Review: Jill Jones, 'Broken/Open'

Salt Publishing, 2005

Jill Jones’ most recent collection Broken/Open builds solidly on the achievement of her previous work while adding a new tone and increased depth. Compared to Jones’ previous collections there seems to be a new insistence on the unstated, the implicit and fragmentary. Nature is foregrounded in virtually every poem and the political or social dimension of Jones’ work is perhaps not as obvious as previously. Nevertheless a powerful sense of freedom, of life’s beauty and pain resonates through these poems.

One of the most striking connections between this volume and previous works is Jones’ delight in the musical dimension of poetry and in music’s role in giving us a sense of what this life might be. The poems in this collection carry a rich musical presence – their sounds, the words and syllables that bounce around us and make the simplest act of living seem deeper and more satisfying. Perhaps there is also, implicit in Jones’ style in this collection, a vision of poetry as a kind of musical accompaniment to being. Whether it is that "Music loads the morning with legends" ("Heat in a room") or "ways you still/hear the grass" ("Where wind falls"), music in one form or another is seldom far off in these poems.

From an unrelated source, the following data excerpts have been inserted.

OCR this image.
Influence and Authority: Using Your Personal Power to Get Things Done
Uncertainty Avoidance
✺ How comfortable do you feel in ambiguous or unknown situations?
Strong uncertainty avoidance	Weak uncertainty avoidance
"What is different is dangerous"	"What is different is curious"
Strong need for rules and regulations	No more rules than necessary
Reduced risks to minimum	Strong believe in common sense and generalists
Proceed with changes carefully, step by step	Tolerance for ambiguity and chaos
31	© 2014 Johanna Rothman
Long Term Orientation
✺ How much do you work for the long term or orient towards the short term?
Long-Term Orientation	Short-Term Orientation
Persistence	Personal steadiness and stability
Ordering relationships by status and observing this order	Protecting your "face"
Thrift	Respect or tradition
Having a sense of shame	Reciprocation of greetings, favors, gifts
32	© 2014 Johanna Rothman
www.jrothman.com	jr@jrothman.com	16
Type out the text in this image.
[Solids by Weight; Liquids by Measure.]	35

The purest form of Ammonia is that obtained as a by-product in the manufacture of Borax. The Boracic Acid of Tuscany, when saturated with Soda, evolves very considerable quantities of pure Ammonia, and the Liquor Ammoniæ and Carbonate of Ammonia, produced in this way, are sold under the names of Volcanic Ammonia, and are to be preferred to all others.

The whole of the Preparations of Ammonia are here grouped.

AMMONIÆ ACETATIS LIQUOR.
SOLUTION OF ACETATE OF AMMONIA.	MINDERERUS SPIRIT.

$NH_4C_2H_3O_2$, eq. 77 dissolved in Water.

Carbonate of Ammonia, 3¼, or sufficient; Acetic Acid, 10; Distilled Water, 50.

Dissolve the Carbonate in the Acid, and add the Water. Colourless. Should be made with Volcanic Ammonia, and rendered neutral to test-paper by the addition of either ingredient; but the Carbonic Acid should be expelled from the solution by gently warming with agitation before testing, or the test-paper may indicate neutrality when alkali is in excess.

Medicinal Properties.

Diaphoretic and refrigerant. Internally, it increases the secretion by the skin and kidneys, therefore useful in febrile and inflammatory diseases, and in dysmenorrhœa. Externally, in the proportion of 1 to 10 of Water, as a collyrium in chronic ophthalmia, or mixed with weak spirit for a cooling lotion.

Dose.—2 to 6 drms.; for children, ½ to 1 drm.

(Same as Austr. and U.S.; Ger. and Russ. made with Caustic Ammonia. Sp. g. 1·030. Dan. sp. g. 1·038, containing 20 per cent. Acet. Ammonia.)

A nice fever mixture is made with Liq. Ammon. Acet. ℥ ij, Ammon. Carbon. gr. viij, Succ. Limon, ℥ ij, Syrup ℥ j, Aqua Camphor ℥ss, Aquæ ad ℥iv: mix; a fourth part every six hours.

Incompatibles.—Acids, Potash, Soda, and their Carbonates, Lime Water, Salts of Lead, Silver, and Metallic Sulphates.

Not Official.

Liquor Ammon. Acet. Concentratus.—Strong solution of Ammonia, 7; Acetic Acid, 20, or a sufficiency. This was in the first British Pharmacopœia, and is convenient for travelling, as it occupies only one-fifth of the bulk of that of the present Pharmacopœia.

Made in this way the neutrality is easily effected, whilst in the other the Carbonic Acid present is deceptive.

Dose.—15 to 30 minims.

What I have loved especially in Jones’ poetry, and find again over and over in this collection, is the way she uses poetry to create a free self - positive, humane, fully exposed to life. It is at this level that I think of her work as having a spiritual kinship to Frank O’Hara and early Ashbery – that beautiful rich innocence in which, using a contemporary unpretentious vocabulary, they were able to state the passionate exposure of living in a post-religious, post-grandiose world. Like Montale, another kindred spirit, Jones intuits that the tragic, the beautiful, the truly important will find their expression here in our everydayness. Some of the finest poems in the collection include brief concise depictions of such moments, as in the ten line "Speed of Breaking" where the poem alludes to a storm, a break up perhaps, where "Exhausted by my tongue, prone with excuses / I am staggering in the pattern of rain."

The opening poem "Winged" sets the tone for much of the book. Rapturously beautiful, it encourages a relaxed flowing with it as it weaves its own reality – a world that is both physical and imaged as language, united by transitoriness, by the inability to limit or define:

it is raised up but not grasping
the sides of the hour
it is suspended, it is surface
as though carried by water

or wind moves the parts of language
less calculable than the tides
not boxed or protected
once they leave the soft throat

the twist of autumn trees
lets down the light, trust
in the chill, naked and right
that winter will always be spoken.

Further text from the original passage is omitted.